Neutralité religieuse

Au nom de la laïcité interprétée comme une forme de neutralité religieuse, remplacer les symboles anglicans par une page de calendrier de femmes nues placée à coté d'un christ sur sa croix (symbole soi disant non catholique, non religieux, symbolisant plutôt la séparation de l'église et de l'état[1]), au dessus du siège du président de l'Assemblée nationale serait totalement cohérent puisque non religieux et permettant aux symboles de respecter la sainte parité des hommes et des femmes. La plaisanterie est un peu grossière, mais en enlevant la signification religieuse du crucifix, le sacré disparaît et l'on permet absolument tout. La population non croyante l'acceptera peut-être mieux en tant que symbole non religieux, simple souvenir de notre histoire, mais le crucifix serait ainsi vidé tout son sens. Si on le préserve au dessus de la chaise du président de l'Assemblée nationale, mais qu'on ne veut plus lui attribuer de connotation religieuse, aussi bien l'enlever, car, de toute façon, il ne voudra ainsi plus rien dire dans quelques temps.
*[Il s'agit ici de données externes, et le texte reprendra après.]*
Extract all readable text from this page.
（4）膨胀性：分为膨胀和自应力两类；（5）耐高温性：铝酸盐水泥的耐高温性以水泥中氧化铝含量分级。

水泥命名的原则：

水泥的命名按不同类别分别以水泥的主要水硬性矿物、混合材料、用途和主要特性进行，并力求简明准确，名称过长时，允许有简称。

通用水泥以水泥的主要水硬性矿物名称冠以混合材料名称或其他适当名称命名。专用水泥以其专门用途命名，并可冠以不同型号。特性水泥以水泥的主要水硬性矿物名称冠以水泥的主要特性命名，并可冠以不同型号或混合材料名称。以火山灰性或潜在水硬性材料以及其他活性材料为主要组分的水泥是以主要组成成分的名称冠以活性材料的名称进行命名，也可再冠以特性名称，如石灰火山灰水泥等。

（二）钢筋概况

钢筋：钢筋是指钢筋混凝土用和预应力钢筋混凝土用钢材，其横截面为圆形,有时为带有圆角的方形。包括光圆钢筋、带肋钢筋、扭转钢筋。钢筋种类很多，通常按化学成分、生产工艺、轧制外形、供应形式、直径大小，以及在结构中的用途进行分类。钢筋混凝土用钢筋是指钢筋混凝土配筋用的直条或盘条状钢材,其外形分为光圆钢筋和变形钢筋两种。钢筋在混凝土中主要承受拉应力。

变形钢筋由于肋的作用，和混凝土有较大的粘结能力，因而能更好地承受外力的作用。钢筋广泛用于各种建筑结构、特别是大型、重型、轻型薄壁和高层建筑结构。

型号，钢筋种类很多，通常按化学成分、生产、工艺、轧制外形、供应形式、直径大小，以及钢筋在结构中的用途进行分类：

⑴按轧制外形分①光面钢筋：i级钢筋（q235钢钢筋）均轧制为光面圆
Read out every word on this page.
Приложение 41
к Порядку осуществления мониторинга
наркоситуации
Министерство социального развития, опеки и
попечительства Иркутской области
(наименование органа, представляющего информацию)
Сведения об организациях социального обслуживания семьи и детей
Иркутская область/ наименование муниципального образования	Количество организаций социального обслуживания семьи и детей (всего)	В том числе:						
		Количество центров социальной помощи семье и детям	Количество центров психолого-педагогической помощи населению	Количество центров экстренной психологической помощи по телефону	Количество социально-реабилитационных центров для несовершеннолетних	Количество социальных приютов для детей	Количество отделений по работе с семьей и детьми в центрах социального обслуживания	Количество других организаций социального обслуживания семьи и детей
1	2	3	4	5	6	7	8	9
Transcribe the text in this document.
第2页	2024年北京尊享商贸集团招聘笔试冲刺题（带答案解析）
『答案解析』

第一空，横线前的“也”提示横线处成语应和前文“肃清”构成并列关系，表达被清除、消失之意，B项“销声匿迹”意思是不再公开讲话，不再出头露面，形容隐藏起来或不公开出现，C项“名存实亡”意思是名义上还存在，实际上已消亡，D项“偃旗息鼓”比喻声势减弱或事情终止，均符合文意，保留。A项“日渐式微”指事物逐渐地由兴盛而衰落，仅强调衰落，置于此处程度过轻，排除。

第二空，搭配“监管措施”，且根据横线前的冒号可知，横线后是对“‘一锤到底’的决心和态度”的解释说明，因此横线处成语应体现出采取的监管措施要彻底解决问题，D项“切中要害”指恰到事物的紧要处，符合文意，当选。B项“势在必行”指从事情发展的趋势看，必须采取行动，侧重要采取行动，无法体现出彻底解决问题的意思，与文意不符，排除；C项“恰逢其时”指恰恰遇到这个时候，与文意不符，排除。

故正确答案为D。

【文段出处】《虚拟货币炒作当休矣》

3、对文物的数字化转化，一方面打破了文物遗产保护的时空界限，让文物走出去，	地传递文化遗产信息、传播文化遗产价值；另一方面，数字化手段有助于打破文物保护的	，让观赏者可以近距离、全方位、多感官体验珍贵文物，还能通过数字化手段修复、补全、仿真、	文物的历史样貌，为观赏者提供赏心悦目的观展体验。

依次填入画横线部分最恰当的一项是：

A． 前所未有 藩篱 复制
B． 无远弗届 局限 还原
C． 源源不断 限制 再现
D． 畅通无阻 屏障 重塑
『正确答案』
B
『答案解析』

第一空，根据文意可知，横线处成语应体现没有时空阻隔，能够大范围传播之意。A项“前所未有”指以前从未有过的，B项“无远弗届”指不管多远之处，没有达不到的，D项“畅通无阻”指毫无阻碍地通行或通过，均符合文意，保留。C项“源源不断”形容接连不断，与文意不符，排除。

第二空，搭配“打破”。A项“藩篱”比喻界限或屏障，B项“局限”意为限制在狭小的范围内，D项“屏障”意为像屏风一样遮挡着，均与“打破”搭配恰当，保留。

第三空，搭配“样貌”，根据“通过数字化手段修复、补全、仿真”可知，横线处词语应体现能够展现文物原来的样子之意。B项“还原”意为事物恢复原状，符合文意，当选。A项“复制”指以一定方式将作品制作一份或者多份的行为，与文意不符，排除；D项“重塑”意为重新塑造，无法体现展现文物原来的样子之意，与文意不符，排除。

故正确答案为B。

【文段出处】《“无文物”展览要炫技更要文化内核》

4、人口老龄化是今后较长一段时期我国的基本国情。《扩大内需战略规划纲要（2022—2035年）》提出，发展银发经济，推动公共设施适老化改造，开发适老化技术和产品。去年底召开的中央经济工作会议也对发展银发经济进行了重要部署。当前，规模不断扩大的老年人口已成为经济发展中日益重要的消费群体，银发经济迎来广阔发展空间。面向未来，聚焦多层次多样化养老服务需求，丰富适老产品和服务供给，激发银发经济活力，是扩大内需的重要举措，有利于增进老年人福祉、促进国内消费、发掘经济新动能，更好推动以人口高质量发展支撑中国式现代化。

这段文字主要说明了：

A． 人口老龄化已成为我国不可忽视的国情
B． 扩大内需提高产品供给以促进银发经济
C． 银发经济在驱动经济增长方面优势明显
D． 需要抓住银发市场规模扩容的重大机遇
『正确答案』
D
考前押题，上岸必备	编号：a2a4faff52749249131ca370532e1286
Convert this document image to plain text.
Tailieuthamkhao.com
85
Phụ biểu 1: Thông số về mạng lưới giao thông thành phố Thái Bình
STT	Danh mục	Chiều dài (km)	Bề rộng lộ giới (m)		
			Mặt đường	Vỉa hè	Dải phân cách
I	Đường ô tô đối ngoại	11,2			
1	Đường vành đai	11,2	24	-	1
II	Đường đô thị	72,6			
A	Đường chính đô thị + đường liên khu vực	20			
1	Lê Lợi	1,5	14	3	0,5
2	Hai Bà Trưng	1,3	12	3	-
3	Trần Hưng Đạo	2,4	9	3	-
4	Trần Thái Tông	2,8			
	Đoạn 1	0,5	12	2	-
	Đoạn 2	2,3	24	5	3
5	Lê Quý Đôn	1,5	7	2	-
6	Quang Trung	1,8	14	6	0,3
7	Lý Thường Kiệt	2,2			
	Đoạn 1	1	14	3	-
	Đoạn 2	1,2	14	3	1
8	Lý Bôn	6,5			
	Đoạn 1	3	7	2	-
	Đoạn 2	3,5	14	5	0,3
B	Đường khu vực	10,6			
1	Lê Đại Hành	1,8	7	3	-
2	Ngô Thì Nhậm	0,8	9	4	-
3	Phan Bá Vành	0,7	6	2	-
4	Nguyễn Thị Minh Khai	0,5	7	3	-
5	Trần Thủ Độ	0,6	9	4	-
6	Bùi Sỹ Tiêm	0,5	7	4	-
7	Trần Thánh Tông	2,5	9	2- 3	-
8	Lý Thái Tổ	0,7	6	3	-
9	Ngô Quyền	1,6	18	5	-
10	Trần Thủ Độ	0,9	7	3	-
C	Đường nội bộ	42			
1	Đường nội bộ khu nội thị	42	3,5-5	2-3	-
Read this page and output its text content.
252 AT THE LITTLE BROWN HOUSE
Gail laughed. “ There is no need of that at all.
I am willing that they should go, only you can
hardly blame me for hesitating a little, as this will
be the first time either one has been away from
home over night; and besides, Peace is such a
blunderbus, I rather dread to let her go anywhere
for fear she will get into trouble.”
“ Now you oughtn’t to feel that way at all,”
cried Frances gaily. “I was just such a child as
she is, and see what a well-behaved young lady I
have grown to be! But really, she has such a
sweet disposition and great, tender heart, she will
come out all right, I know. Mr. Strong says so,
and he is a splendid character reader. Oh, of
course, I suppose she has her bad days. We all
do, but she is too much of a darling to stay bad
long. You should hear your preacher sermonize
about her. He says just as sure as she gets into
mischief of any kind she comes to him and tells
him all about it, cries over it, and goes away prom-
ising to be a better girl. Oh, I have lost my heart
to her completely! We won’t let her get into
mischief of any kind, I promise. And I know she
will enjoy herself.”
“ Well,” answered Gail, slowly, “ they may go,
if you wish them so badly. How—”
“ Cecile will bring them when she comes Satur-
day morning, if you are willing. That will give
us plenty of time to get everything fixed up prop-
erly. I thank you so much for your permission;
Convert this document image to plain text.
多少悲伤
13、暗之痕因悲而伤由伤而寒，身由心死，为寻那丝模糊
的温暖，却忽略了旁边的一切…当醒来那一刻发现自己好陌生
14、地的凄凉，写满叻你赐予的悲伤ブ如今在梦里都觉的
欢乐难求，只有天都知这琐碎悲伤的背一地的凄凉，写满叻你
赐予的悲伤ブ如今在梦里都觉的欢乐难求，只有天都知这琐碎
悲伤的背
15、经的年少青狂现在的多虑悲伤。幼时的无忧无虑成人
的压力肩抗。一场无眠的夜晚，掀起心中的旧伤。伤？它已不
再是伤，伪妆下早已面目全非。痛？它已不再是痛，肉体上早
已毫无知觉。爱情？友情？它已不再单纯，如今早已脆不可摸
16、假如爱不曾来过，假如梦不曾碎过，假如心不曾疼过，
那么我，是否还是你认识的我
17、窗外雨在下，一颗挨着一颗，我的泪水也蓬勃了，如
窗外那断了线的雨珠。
Le crucifix est volontairement une démonstration de catholicité

Pour ceux qui s'imaginent qu'en plaçant le crucifix à l'Assemblée nationale les intentions furent d'en faire un symbole de séparation de l'église et de l'état (opposé aux anglicans) plutôt que religieux ou catholique, je les invite à lire ce blogue de l'historien Gaston Deschênes qui rappelle que le crucifix fut installé suite à une intervention de Nil-Élie Larivière, un garagiste de Rouyn devenu député de l'Action libérale nationale, qui trouvait qu'il manquait un crucifix à un parlement qui se voulait catholique : https://blogue.septentrion.qc.ca/gaston-deschenes/2007/04/03/duplessis-le-crucifix-et-le-garagiste-derouyn/

[1] Pensée populaire sur le web en provenance de certains youtubeurs qui tournent les coins ronds lorsque vient le temps de raisonner et qui ne méritent pas que je cite leur nom ou surnom.